Methods: The main aim of this study was to explore the feasibility of providing a 12-week PA intervention to adults aged over 50 with OSA. The secondary aim was to assess the impact of the PA intervention on OSA severity. Patients with moderate-severe OSA (apnoea hypopnea index (AHI) ≥ 15 events/hour (based on overnight ApneaLink™) were recruited in response to posters displayed in workplaces. A 12-week daily PA intervention was delivered in participant's home setting and PA was monitored via text and validated by objective PA measures (GT3X accelerometers).

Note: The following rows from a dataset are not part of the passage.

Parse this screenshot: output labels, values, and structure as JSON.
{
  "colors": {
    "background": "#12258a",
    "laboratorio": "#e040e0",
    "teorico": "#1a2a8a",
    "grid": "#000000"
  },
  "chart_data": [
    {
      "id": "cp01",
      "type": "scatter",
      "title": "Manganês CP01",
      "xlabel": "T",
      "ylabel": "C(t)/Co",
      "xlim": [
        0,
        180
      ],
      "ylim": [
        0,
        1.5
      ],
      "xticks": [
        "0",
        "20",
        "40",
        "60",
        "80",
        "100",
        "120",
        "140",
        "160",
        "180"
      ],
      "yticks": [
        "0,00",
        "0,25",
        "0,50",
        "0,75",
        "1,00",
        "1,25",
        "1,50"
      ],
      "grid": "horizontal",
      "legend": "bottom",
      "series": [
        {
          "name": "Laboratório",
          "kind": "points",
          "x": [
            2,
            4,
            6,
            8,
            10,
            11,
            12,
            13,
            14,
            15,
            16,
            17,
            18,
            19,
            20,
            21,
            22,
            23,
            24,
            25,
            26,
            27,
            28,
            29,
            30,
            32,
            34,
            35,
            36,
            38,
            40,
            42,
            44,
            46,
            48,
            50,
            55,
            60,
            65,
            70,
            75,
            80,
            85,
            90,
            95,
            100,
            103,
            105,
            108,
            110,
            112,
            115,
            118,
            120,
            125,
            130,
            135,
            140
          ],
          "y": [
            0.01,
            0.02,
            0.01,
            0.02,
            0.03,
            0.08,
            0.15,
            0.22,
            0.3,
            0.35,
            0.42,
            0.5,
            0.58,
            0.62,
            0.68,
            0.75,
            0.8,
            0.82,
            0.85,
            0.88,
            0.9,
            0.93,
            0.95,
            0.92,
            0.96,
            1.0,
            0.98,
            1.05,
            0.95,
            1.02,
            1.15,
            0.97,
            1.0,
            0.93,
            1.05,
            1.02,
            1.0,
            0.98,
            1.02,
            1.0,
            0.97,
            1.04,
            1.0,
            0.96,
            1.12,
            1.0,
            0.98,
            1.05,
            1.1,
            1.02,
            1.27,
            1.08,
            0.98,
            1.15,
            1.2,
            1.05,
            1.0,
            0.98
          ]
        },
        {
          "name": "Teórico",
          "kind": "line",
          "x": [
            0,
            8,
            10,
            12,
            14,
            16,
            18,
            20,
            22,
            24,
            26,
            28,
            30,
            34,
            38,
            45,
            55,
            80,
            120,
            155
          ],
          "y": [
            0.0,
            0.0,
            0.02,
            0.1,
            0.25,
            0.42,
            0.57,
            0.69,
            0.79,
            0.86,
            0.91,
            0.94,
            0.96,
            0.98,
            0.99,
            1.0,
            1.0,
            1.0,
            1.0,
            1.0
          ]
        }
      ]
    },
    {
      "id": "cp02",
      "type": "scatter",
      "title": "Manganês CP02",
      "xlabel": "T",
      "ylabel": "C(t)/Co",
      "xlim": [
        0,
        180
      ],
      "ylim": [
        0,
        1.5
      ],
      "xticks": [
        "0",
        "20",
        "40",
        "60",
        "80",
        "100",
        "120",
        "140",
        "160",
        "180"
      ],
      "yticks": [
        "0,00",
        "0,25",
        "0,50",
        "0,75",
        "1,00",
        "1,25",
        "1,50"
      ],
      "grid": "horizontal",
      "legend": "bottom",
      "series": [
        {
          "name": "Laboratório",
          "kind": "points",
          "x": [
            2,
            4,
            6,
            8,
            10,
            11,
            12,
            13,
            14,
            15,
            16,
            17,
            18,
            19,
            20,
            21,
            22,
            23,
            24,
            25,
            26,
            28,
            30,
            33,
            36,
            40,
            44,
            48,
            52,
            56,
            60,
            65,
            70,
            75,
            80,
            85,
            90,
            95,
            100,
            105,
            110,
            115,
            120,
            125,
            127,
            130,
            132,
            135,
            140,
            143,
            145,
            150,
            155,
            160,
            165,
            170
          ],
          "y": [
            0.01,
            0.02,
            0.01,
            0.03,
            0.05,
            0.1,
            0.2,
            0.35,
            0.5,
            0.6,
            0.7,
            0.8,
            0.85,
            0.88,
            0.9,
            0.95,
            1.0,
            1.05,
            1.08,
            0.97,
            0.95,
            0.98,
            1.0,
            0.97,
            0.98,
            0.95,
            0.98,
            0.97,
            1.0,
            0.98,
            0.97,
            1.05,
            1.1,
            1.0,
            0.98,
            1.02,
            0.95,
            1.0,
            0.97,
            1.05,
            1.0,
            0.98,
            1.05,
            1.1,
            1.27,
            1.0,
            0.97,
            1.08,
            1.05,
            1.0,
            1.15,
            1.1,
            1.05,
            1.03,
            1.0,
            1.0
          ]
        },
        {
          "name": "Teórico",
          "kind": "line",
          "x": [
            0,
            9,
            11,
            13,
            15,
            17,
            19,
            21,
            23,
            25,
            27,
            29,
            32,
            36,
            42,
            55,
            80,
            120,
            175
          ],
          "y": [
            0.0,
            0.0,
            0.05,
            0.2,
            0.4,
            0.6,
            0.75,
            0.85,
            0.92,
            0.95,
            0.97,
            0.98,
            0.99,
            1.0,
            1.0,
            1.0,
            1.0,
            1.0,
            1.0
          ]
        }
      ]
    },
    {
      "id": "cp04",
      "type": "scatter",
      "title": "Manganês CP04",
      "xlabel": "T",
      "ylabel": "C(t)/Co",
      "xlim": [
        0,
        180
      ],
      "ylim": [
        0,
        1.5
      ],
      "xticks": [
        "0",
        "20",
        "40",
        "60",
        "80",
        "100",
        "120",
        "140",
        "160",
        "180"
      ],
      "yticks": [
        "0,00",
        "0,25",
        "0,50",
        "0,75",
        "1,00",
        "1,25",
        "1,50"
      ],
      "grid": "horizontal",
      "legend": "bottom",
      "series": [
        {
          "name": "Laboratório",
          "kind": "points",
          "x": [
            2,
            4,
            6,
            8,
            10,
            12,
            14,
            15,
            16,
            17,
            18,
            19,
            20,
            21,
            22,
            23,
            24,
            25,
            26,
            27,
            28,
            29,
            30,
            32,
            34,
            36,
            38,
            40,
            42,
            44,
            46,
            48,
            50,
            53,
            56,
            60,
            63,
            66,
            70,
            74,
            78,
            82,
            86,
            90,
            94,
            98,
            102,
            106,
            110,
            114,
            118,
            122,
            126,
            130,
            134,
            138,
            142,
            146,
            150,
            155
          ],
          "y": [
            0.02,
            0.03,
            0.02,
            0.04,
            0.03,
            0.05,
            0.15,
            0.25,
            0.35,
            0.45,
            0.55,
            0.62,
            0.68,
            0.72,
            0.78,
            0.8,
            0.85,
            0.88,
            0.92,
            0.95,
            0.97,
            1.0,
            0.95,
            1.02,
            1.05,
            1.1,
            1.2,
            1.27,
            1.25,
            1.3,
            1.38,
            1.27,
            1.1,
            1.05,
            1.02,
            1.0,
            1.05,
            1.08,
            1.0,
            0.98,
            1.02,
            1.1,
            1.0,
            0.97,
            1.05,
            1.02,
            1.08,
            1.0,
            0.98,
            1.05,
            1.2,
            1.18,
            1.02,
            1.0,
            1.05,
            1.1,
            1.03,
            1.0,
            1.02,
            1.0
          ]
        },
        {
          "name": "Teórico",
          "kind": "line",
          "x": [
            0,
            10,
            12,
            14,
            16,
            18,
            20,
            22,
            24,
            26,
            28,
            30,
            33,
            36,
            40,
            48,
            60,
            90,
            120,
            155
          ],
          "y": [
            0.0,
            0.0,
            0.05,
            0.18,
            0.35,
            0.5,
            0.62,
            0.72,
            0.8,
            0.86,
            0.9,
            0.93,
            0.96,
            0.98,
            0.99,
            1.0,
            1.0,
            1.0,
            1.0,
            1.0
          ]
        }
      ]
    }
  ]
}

Results: The intervention was feasible as all 10 patients (8 males, mean (SD) age 57.3 (6.01)) completed the intervention and PA increased across the 12-weeks. The duration of PA increased from baseline (113.1 min (64.69) per week to study-end following the intervention (248.4 min (148.31) (p = 0.02). Perceived Exertion (RPE) (physical effort) increased significantly between baseline (M = 10.7 (1.94)) to end of intervention (M = 13.8, (1.56) (p < 0.001). The intervention had no significant impact on weight or composition. Following the intervention, there was a statistically non-significant a reduction in AHI from baseline to study end (22.3 (7.35) vs. 15.8 (7.48); p = 0.09).
Conclusion: It is feasible to deliver a PA intervention to adults aged over 50 with OSA. The intervention resulted in improved PA and AHI levels somewhat and seemingly independent of weight changes. Future trials need to examine whether PA can reduce the burden of OSA associated comorbidities.
Trial registration: CTN: ISRCTN11016312 Retrospectively Registered 21/07/20.